4

Is there an efficient approach to discovering what is extraneous ("dead" or "unused") code in OpenSCAD to promote the learning process?

I am making progress by using working examples of code; however, some contain code with lots of modules and "test cases" (like gear generators) that aren't always used or referenced. These are great utilities but in trying to simplify the file to do only a small part of what is possible (usually by commenting out what I think are unused lines of code) things (to me) get very unpredictable. Reviewing the "AST Dump" has helped some but I'm hoping there is a more practical approach to isolating only the bare essential code.

  • This is a totally useless answer from a practical standpoint, but [it is impossible](https://en.wikipedia.org/wiki/Rice%27s_theorem) to determine whether code is unused or not. – Tom van der Zanden Aug 29 '19 at 20:06
  • @TomvanderZanden: [it is impossible](https://en.wikipedia.org/wiki/Dead_code_elimination) only in theory (i.e. for all possible algorithms, or whatever). One approach might be to start from an empty file and copy the bits you want, and then add more in response to errors. – Tomas By Aug 29 '19 at 20:39
  • Thanks, Tomas. With the more complex files I've encountered that have modules that references other modules and uses variable 'declared' in hidden parts of the lengthy code, it is more practical to start by commenting out suspected "extraneous" code. I was hoping there is a more efficient way of doing this - besides commenting out section by section to see what happens to the model. Though I can appreciate why it could be said to be impossible, I respectfully disagree entirely with that assessment. "Impractical"? Maybe, but that depends on each example. NOT impossible! – JoeVanGeaux Aug 29 '19 at 20:57
  • @TomvanderZanden: Rice's Theorem has nothing to do with whether code is used, just whether it's reached during execution. In most languages, for the program to be valid and identifier that's referenced must have a definition somewhere in the source regardless of whether it will be reached at runtime, so "used" is purely a static property amenable to trivial static analysis. – R.. GitHub STOP HELPING ICE Aug 30 '19 at 01:36
  • 1
    @R.. The question asked about "extraneous (dead or unused)" code. I interpreted that more broadly, to include unreachable code (which is commonly called "dead code"). – Tom van der Zanden Aug 30 '19 at 05:49
  • @TomvanderZanden: I suppose that's a valid interpretation, but removing unused code in that sense requires invasive changes to the source that would probably be undesirable.

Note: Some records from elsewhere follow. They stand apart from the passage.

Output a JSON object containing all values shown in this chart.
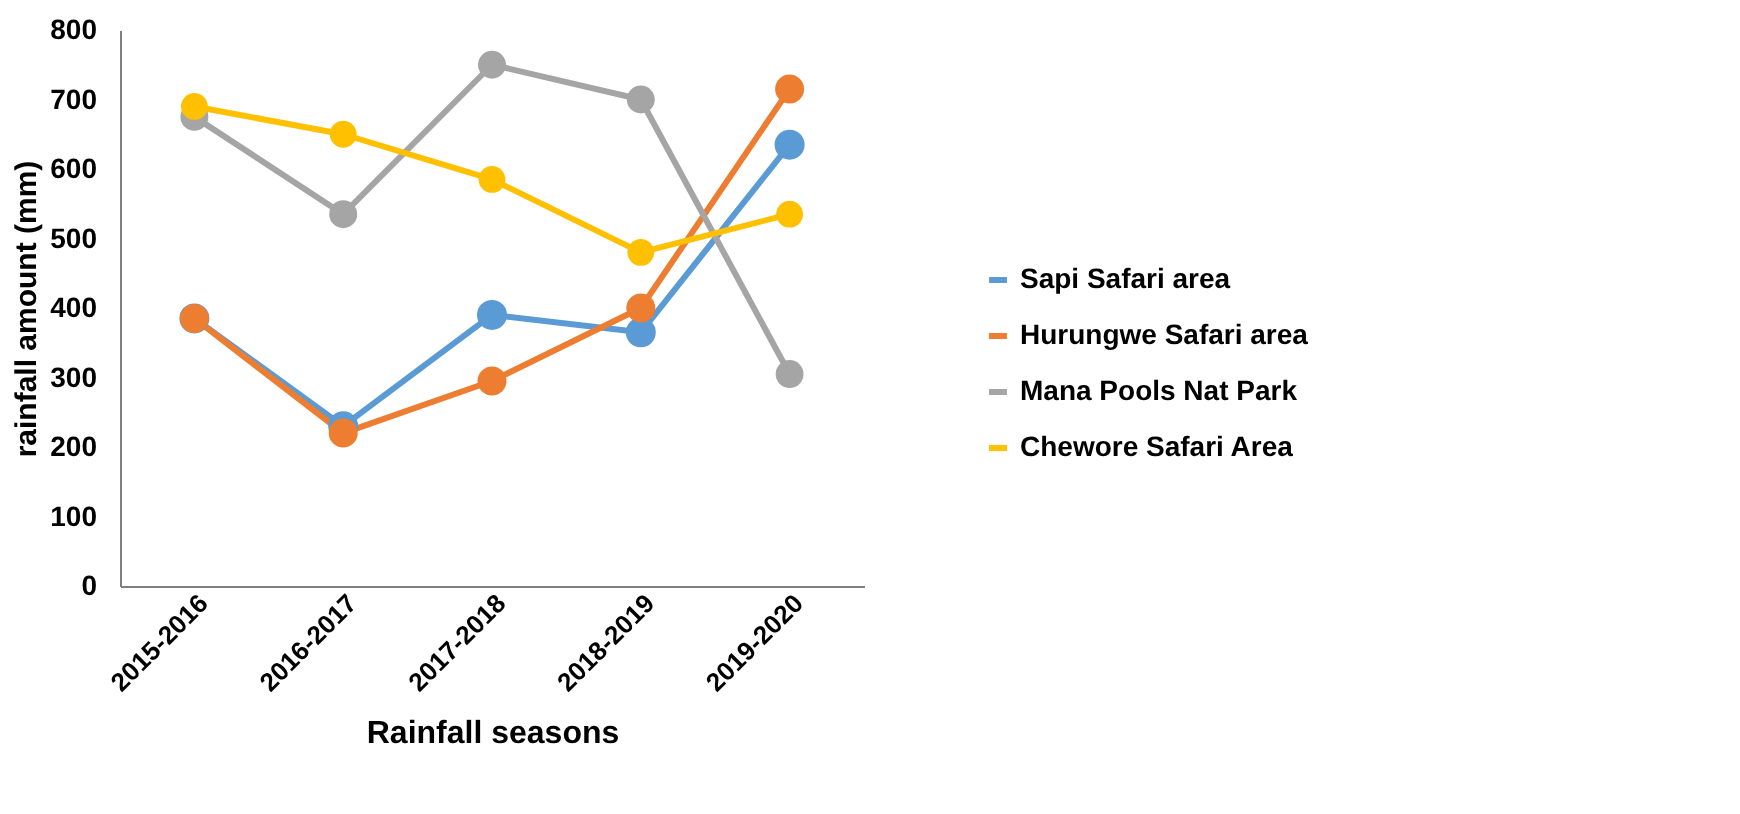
{
  "chart_data": {
    "type": "line",
    "xlabel": "Rainfall seasons",
    "ylabel": "rainfall amount  (mm)",
    "categories": [
      "2015-2016",
      "2016-2017",
      "2017-2018",
      "2018-2019",
      "2019-2020"
    ],
    "series": [
      {
        "name": "Sapi Safari area",
        "color": "#5b9bd5",
        "values": [
          385,
          230,
          390,
          365,
          635
        ]
      },
      {
        "name": "Hurungwe Safari area",
        "color": "#ed7d31",
        "values": [
          385,
          220,
          295,
          400,
          715
        ]
      },
      {
        "name": "Mana Pools Nat Park",
        "color": "#a5a5a5",
        "values": [
          675,
          535,
          750,
          700,
          305
        ]
      },
      {
        "name": "Chewore Safari Area",
        "color": "#ffc000",
        "values": [
          690,
          650,
          585,
          480,
          535
        ]
      }
    ],
    "ylim": [
      0,
      800
    ],
    "yticks": [
      0,
      100,
      200,
      300,
      400,
      500,
      600,
      700,
      800
    ],
    "grid": false,
    "legend": "right",
    "marker": "circle",
    "line_style": "solid"
  }
}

In any case, Rice's Theorem still doesn't apply to a particular model, although it may apply to a parametrized one, since with a fixed input for which the program (presumably) terminates reachability is computable just by tracing. – R.. GitHub STOP HELPING ICE Aug 30 '19 at 13:10
  • @R, @TomvanderZanden, thanks. I attempted to avoid semantics I thought would misrepresent my original pursuit. Take, for example, a case where an "If" statement results in bypassing a large part of code, then that code is effectively "dead" or "unused" in the sense that I can 'comment out' that code and effectively streamline that code for easier reading. This would be useful if I never really intend to take take any optional path like if I were always only generating one type of object (in my case, a simple involute gear or if I wanted -but I don't- a complex series of reduction gears). – JoeVanGeaux Aug 31 '19 at 04:01
  • Are you considering only the parts executed, or also the parts that contribute to the object? Consider code that creates some geometry, and the unions it with a solid cube that contains that geometry. The first code now contributes no geometric complexity. Is it "used"? It could be simplified or removed. – cmm Sep 12 '19 at 11:12

1 Answers1

1

I have written compilers and optimizers, as well as optimizers which work on raster operations. I so want to offer you a beautiful solution, but I don't know of one.

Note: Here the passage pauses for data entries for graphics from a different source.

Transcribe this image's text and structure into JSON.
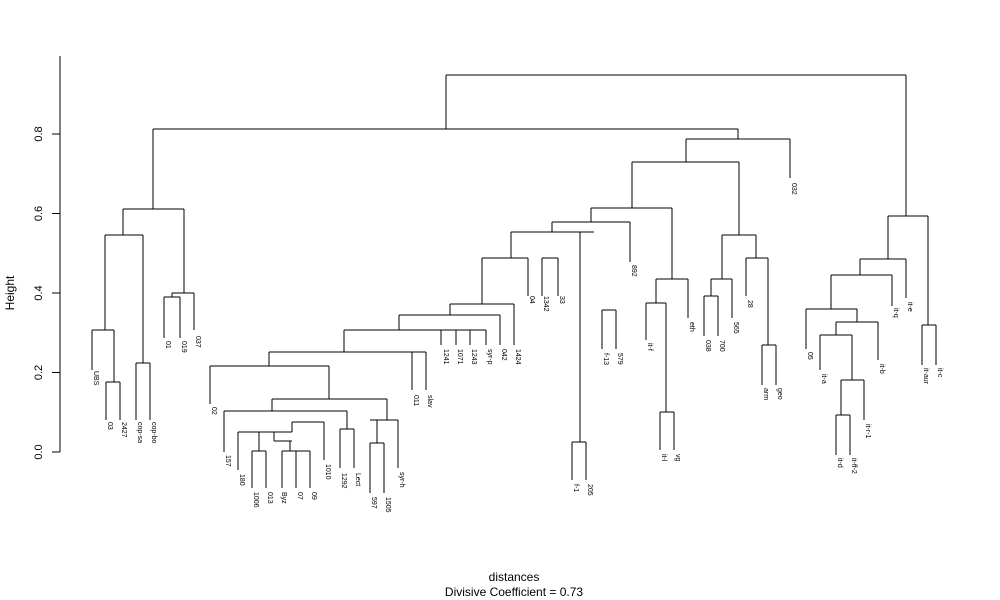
{
  "chart_data": {
    "type": "dendrogram",
    "title": "",
    "xlabel": "distances",
    "ylabel": "Height",
    "subtitle": "Divisive Coefficient =  0.73",
    "ylim": [
      0,
      1.0
    ],
    "yticks": [
      0.0,
      0.2,
      0.4,
      0.6,
      0.8
    ],
    "ytick_labels": [
      "0.0",
      "0.2",
      "0.4",
      "0.6",
      "0.8"
    ],
    "leaves": [
      "UBS",
      "03",
      "2427",
      "cop-sa",
      "cop-bo",
      "01",
      "019",
      "037",
      "02",
      "157",
      "180",
      "1006",
      "013",
      "Byz",
      "07",
      "09",
      "1010",
      "1292",
      "Lect",
      "597",
      "1505",
      "syr-h",
      "011",
      "slav",
      "1241",
      "1071",
      "1243",
      "syr-p",
      "042",
      "1424",
      "04",
      "1342",
      "33",
      "f-1",
      "205",
      "f-13",
      "579",
      "892",
      "it-f",
      "it-l",
      "vg",
      "eth",
      "038",
      "700",
      "565",
      "28",
      "arm",
      "geo",
      "032",
      "05",
      "it-a",
      "it-d",
      "it-ff-2",
      "it-r-1",
      "it-b",
      "it-q",
      "it-e",
      "it-aur",
      "it-c"
    ],
    "merges": [
      [
        0,
        0.22,
        [
          0
        ]
      ],
      [
        2427,
        0.17,
        [
          1,
          2
        ]
      ],
      [
        2,
        0.3,
        [
          0,
          1
        ]
      ],
      [
        3,
        0.22,
        [
          3,
          4
        ]
      ],
      [
        4,
        0.54,
        [
          2,
          3
        ]
      ],
      [
        5,
        0.385,
        [
          5,
          6
        ]
      ],
      [
        6,
        0.4,
        [
          5,
          7
        ]
      ],
      [
        7,
        0.61,
        [
          4,
          6
        ]
      ]
    ],
    "links": [
      {
        "h": 0.54,
        "l": [
          0.0,
          0.3
        ],
        "r": [
          3.5,
          0.22
        ]
      },
      {
        "h": 0.3,
        "l": [
          0,
          0.22
        ],
        "r": [
          1.5,
          0.17
        ]
      },
      {
        "h": 0.17,
        "l": [
          1,
          0.1
        ],
        "r": [
          2,
          0.1
        ]
      },
      {
        "h": 0.22,
        "l": [
          3,
          0.1
        ],
        "r": [
          4,
          0.1
        ]
      },
      {
        "h": 0.61,
        "l": [
          1.75,
          0.54
        ],
        "r": [
          6.25,
          0.4
        ]
      },
      {
        "h": 0.4,
        "l": [
          5.5,
          0.385
        ],
        "r": [
          7,
          0.33
        ]
      },
      {
        "h": 0.385,
        "l": [
          5,
          0.29
        ],
        "r": [
          6,
          0.29
        ]
      },
      {
        "h": 0.81,
        "l": [
          3.4,
          0.61
        ],
        "r": [
          46.7,
          0.81
        ]
      },
      {
        "h": 0.95,
        "l": [
          23.9,
          0.81
        ],
        "r": [
          55.7,
          0.59
        ]
      },
      {
        "h": 0.81,
        "l": [
          41.8,
          0.79
        ],
        "r": [
          41.8,
          0.79
        ]
      },
      {
        "h": 0.79,
        "l": [
          40.2,
          0.73
        ],
        "r": [
          48,
          0.66
        ]
      },
      {
        "h": 0.73,
        "l": [
          34.6,
          0.61
        ],
        "r": [
          45.5,
          0.545
        ]
      },
      {
        "h": 0.61,
        "l": [
          30.2,
          0.57
        ],
        "r": [
          40.4,
          0.43
        ]
      },
      {
        "h": 0.57,
        "l": [
          26.3,
          0.55
        ],
        "r": [
          37,
          0.55
        ]
      },
      {
        "h": 0.55,
        "l": [
          22.9,
          0.485
        ],
        "r": [
          31.3,
          0.55
        ]
      },
      {
        "h": 0.55,
        "l": [
          33.5,
          0.02
        ],
        "r": [
          35.5,
          0.355
        ]
      },
      {
        "h": 0.485,
        "l": [
          20.1,
          0.37
        ],
        "r": [
          30.9,
          0.485
        ]
      },
      {
        "h": 0.485,
        "l": [
          30,
          0.29
        ],
        "r": [
          32,
          0.29
        ]
      },
      {
        "h": 0.37,
        "l": [
          17.2,
          0.34
        ],
        "r": [
          29,
          0.29
        ]
      },
      {
        "h": 0.34,
        "l": [
          14.4,
          0.3
        ],
        "r": [
          27.7,
          0.29
        ]
      },
      {
        "h": 0.3,
        "l": [
          11.9,
          0.25
        ],
        "r": [
          26.5,
          0.29
        ]
      },
      {
        "h": 0.25,
        "l": [
          10.2,
          0.215
        ],
        "r": [
          22.5,
          0.25
        ]
      },
      {
        "h": 0.215,
        "l": [
          8,
          0.1
        ],
        "r": [
          14.2,
          0.135
        ]
      },
      {
        "h": 0.135,
        "l": [
          12.6,
          0.1
        ],
        "r": [
          20.2,
          0.075
        ]
      },
      {
        "h": 0.02,
        "l": [
          33,
          0.02
        ],
        "r": [
          34,
          0.02
        ]
      }
    ]
  }
}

If I really wanted to solve this, I would start with this approach:

First, identify each token and expression in the OpenSCAD code. Assign each a unique identifier, and reserve one bit of storage, initially zeroed, that will be used later.

At the geometric database level, tag each geometric element with the identifier in the source code that generates it. Intersections become labeled with both operands and the intersection operator. Same with unions and other operations.

Then render the OpenSCAD form into some representation, perhaps voxels, perhaps STL. Voxels have a resolution limit but are intrinsically the simplest form. STLs might require an optimization pass to find redundant edges -- although that may already be part of STL generation process.

Now, go through the tagged representation voxel by voxel or triangle by triangle. Set the bit reserved with every token and expression to "one" for every identifier associated with that voxel or trianble.

Finally, check the bits on each of the source tokens and expressions. If the bit is zero, that particular element contributed nothing to the result. If the bit is one, that is needed in the result.

This is oversimplified because one source element can be used several times. Some may contribute to the output, and some may not. A fully expanded version of the source should be used, and we have to invent notation for reporting that instance 1 and 3 is used but 2 is not. I'm sure there are other over-simplifications which someone reading this will immediately realize.

I think, though, that this would be a path forward to the OpenSCAD optimizer you want.

In the meantime, OpenSCAD provides some prefix characters. One of the, maybe "*", removes a sub-tree from the generated geometry without messing up the parsing. I frequently use that mark to find out if code is used and to what it contributes.

cmm
  • 4,418
  • 10
  • 36